Bagaimana Cara Mengembalikan Gairah Seksual Setelah Melahirkan?
Meskipun butuh waktu, ada beberapa hal yang bisa Bunda lakukan untuk membantu mengembalikan gairah seksual:
- Istirahat yang Cukup: Usahakan untuk mencuri waktu istirahat saat bayi tidur. Minta bantuan pasangan atau keluarga untuk menjaga bayi agar Bunda bisa beristirahat dengan tenang.
- Komunikasi dengan Pasangan: Bicarakan perasaan dan kekhawatiran Bunda dengan pasangan. Jangan ragu untuk mengatakan apa yang Bunda butuhkan dan inginkan.
- Lakukan Aktivitas yang Menyenangkan: Lakukan hal-hal yang bisa membuat Bunda merasa rileks dan bahagia, seperti membaca buku, mendengarkan musik, atau melakukan hobi.
- Jaga Kesehatan Fisik: Konsumsi makanan bergizi, olahraga ringan secara teratur, dan minum air yang cukup.
- Gunakan Pelumas: Jika vagina terasa kering, gunakan pelumas saat berhubungan seksual.

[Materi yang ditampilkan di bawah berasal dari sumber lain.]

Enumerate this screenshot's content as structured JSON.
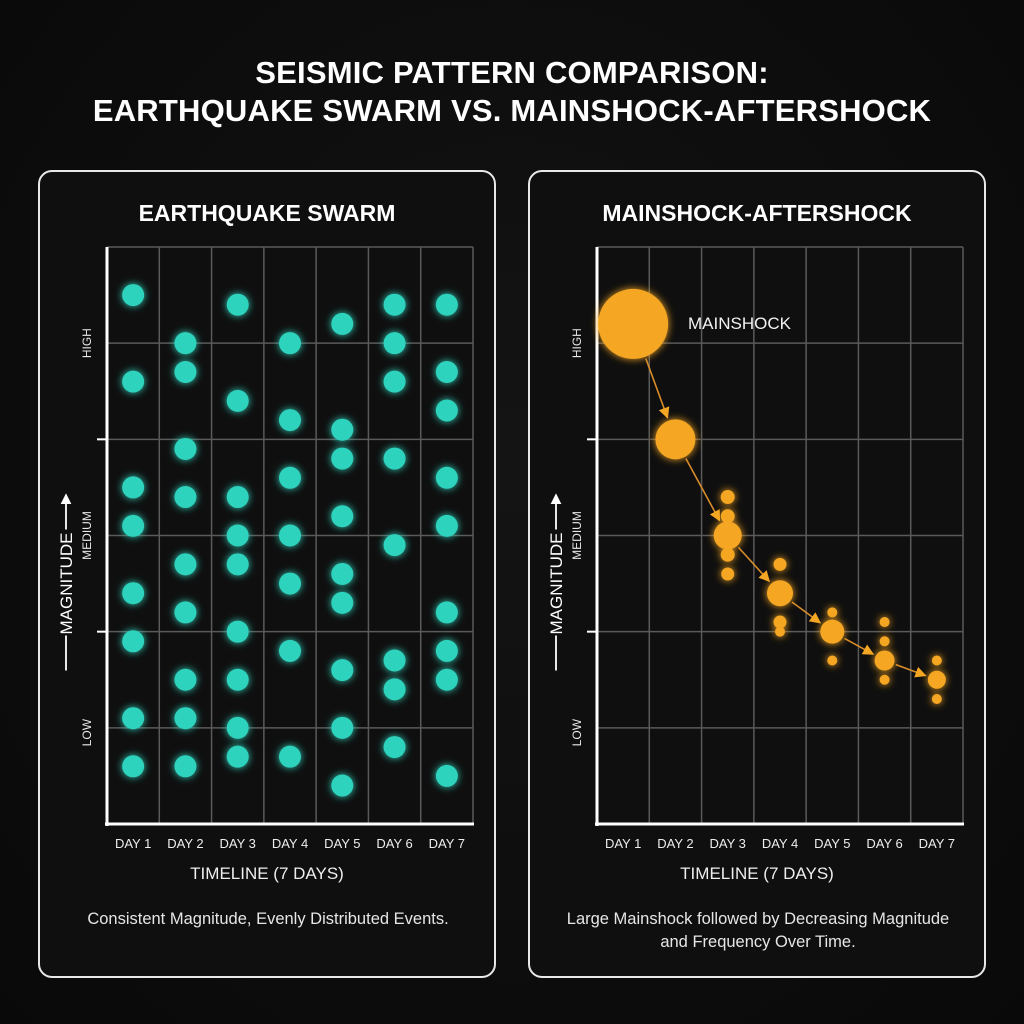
{
  "header": {
    "title_line1": "SEISMIC PATTERN COMPARISON:",
    "title_line2": "EARTHQUAKE SWARM VS. MAINSHOCK-AFTERSHOCK"
  },
  "colors": {
    "swarm": "#2fd3bd",
    "aftershock": "#f5a623",
    "grid": "#5a5a5a",
    "axis": "#ffffff",
    "panel_border": "#e8e8e8",
    "background": "#0c0c0c"
  },
  "panels": {
    "swarm": {
      "title": "EARTHQUAKE SWARM",
      "xlabel": "TIMELINE (7 DAYS)",
      "ylabel": "MAGNITUDE",
      "caption": "Consistent Magnitude, Evenly Distributed Events."
    },
    "aftershock": {
      "title": "MAINSHOCK-AFTERSHOCK",
      "xlabel": "TIMELINE (7 DAYS)",
      "ylabel": "MAGNITUDE",
      "caption": "Large Mainshock followed by Decreasing Magnitude and Frequency Over Time.",
      "annotation": "MAINSHOCK"
    }
  },
  "chart_data": [
    {
      "type": "scatter",
      "title": "EARTHQUAKE SWARM",
      "xlabel": "TIMELINE (7 DAYS)",
      "ylabel": "MAGNITUDE",
      "categories": [
        "DAY 1",
        "DAY 2",
        "DAY 3",
        "DAY 4",
        "DAY 5",
        "DAY 6",
        "DAY 7"
      ],
      "y_ticks": [
        "LOW",
        "MEDIUM",
        "HIGH"
      ],
      "ylim": [
        0,
        6
      ],
      "grid": true,
      "note": "y values in grid-row units (0 = bottom axis, 6 = top); all events equal size",
      "series": [
        {
          "name": "Day 1",
          "day": 1,
          "values": [
            5.5,
            4.6,
            3.5,
            3.1,
            2.4,
            1.9,
            1.1,
            0.6
          ]
        },
        {
          "name": "Day 2",
          "day": 2,
          "values": [
            5.0,
            4.7,
            3.9,
            3.4,
            2.7,
            2.2,
            1.5,
            1.1,
            0.6
          ]
        },
        {
          "name": "Day 3",
          "day": 3,
          "values": [
            5.4,
            4.4,
            3.4,
            3.0,
            2.7,
            2.0,
            1.5,
            1.0,
            0.7
          ]
        },
        {
          "name": "Day 4",
          "day": 4,
          "values": [
            5.0,
            4.2,
            3.6,
            3.0,
            2.5,
            1.8,
            0.7
          ]
        },
        {
          "name": "Day 5",
          "day": 5,
          "values": [
            5.2,
            4.1,
            3.8,
            3.2,
            2.6,
            2.3,
            1.6,
            1.0,
            0.4
          ]
        },
        {
          "name": "Day 6",
          "day": 6,
          "values": [
            5.4,
            5.0,
            4.6,
            3.8,
            2.9,
            1.7,
            1.4,
            0.8
          ]
        },
        {
          "name": "Day 7",
          "day": 7,
          "values": [
            5.4,
            4.7,
            4.3,
            3.6,
            3.1,
            2.2,
            1.8,
            1.5,
            0.5
          ]
        }
      ]
    },
    {
      "type": "scatter",
      "title": "MAINSHOCK-AFTERSHOCK",
      "xlabel": "TIMELINE (7 DAYS)",
      "ylabel": "MAGNITUDE",
      "categories": [
        "DAY 1",
        "DAY 2",
        "DAY 3",
        "DAY 4",
        "DAY 5",
        "DAY 6",
        "DAY 7"
      ],
      "y_ticks": [
        "LOW",
        "MEDIUM",
        "HIGH"
      ],
      "ylim": [
        0,
        6
      ],
      "grid": true,
      "annotations": [
        {
          "text": "MAINSHOCK",
          "day": 1
        }
      ],
      "note": "y in grid-row units; size = relative bubble radius; arrows connect main events day to day",
      "main_events": [
        {
          "day": 1,
          "y": 5.2,
          "size": 35
        },
        {
          "day": 2,
          "y": 4.0,
          "size": 20
        },
        {
          "day": 3,
          "y": 3.0,
          "size": 14
        },
        {
          "day": 4,
          "y": 2.4,
          "size": 13
        },
        {
          "day": 5,
          "y": 2.0,
          "size": 12
        },
        {
          "day": 6,
          "y": 1.7,
          "size": 10
        },
        {
          "day": 7,
          "y": 1.5,
          "size": 9
        }
      ],
      "minor_events": [
        {
          "day": 3,
          "y": 3.4,
          "size": 7
        },
        {
          "day": 3,
          "y": 3.2,
          "size": 7
        },
        {
          "day": 3,
          "y": 2.8,
          "size": 7
        },
        {
          "day": 3,
          "y": 2.6,
          "size": 6.5
        },
        {
          "day": 4,
          "y": 2.7,
          "size": 6.5
        },
        {
          "day": 4,
          "y": 2.1,
          "size": 6.5
        },
        {
          "day": 4,
          "y": 2.0,
          "size": 5
        },
        {
          "day": 5,
          "y": 2.2,
          "size": 5
        },
        {
          "day": 5,
          "y": 1.7,
          "size": 5
        },
        {
          "day": 6,
          "y": 2.1,
          "size": 5
        },
        {
          "day": 6,
          "y": 1.9,
          "size": 5
        },
        {
          "day": 6,
          "y": 1.5,
          "size": 5
        },
        {
          "day": 7,
          "y": 1.7,
          "size": 5
        },
        {
          "day": 7,
          "y": 1.3,
          "size": 5
        }
      ]
    }
  ]
}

- Konsultasi dengan Dokter: Jika Bunda merasa sangat terganggu dengan penurunan gairah seksual, jangan ragu untuk berkonsultasi dengan dokter. Dokter bisa membantu mencari tahu penyebabnya dan memberikan solusi yang tepat.
Kapan Sebaiknya Saya Khawatir dengan Gairah Seksual yang Hilang?
Wajar jika gairah seksual menurun setelah melahirkan. Tapi, ada beberapa kondisi yang perlu diwaspadai:
- Jika penurunan gairah seksual berlangsung lebih dari setahun setelah melahirkan.
- Jika penurunan gairah seksual sangat mengganggu hubungan Bunda dengan pasangan.
- Jika Bunda merasa sedih, cemas, atau depresi akibat penurunan gairah seksual.
- Jika Bunda mengalami rasa sakit yang parah saat berhubungan seksual.
Jika Bunda mengalami salah satu atau beberapa kondisi di atas, segera konsultasikan dengan dokter atau terapis seksual. Mereka bisa membantu mencari tahu penyebabnya dan memberikan penanganan yang tepat.
Ingat ya, Bunda, setiap ibu memiliki pengalaman yang berbeda-beda. Jangan membandingkan diri sendiri dengan orang lain. Yang terpenting adalah menjaga kesehatan fisik dan mental, berkomunikasi dengan pasangan, dan memberikan waktu pada diri sendiri untuk pulih.
Proses pemulihan gairah seksual setelah melahirkan itu seperti maraton, bukan sprint. Jadi, bersabar dan nikmati setiap langkahnya!